QLoRa / LoRa issue - Githubissues

ContextualAI / gritlm

Generative Representational Instruction Tuning

https://arxiv.org/abs/2402.09906

MIT License

479 stars 33 forks source link

QLoRa / LoRa issue #20

Closed Hisarlik closed 3 months ago

Hisarlik commented 3 months ago

Hello, you have done an incredible job. I've read in the README file that QloRa and loRa integration is not well-tested.

I tried the getting started example for embeddings adding qlora and lora and the result is always:

TypeError: GemmaModel.forward() got an unexpected keyword argument 'labels'

I've tried other models and the output is the same.

Muennighoff commented 3 months ago

Does it work without qlora/lora? This seems like a problem with labels being passed to forward - what attn are you using?

Hisarlik commented 3 months ago

I've tried cccc, bb and cc. I've tried with tiny-mistral and other models like gemma 2b.

torchrun --nproc_per_node 1 -m training.run --output_dir test_path --model_name_or_path openaccess-ai-collective/tiny-mistral --train_data training/toy_data/toy_data_embedding.jsonl --learning_rate 1e-5 --num_train_epochs 5 --per_device_train_batch_size 2 --dataloader_drop_last True --normalized True --temperature 0.02 --query_max_len 32 --passage_max_len 128 --train_group_size 2 --mode embedding --attn cccc --lora True

Muennighoff commented 3 months ago

Does it work without qlora/lora?

Hisarlik commented 3 months ago

yes, sorry.

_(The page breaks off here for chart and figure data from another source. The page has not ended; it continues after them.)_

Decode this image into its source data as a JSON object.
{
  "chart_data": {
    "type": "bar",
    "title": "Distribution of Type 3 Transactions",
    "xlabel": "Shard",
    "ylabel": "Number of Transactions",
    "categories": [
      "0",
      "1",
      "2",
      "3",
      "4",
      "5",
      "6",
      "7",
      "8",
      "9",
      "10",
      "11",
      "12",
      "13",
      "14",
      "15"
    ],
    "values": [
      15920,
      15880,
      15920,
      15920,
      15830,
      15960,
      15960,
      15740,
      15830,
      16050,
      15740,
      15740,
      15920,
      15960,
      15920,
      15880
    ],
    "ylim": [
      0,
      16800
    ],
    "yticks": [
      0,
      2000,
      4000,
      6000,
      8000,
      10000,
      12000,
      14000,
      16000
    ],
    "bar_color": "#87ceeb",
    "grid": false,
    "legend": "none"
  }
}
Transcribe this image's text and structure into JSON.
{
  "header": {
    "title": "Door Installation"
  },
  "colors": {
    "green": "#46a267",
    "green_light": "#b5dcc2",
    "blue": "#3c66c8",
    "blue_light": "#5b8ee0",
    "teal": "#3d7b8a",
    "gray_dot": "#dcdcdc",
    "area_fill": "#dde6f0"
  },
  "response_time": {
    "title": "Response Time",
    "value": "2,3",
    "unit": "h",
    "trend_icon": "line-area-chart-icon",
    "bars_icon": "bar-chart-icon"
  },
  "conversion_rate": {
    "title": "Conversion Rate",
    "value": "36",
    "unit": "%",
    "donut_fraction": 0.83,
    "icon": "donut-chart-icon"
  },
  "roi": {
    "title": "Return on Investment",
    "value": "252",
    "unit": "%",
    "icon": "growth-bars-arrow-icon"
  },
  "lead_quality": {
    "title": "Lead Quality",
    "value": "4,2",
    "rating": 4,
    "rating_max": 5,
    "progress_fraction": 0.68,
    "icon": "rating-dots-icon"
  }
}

It works without lora

Muennighoff commented 3 months ago

I think it is because LoRA rewraps the model and then the label kwarg is not passed through or something; I don't have time to debug it atm but it shouldn't be too complicated - would be amazing if you open a PR in case you fix it :)

Hisarlik commented 3 months ago

Of course. I'll give it a try. Congratulations again for your work.

Hisarlik commented 3 months ago

I have created a PR: https://github.com/ContextualAI/gritlm/pull/21

I have tested with the embedding example. I haven't found the reason for this behaviour in the PEFT library. By removing the specific task parameter the training works.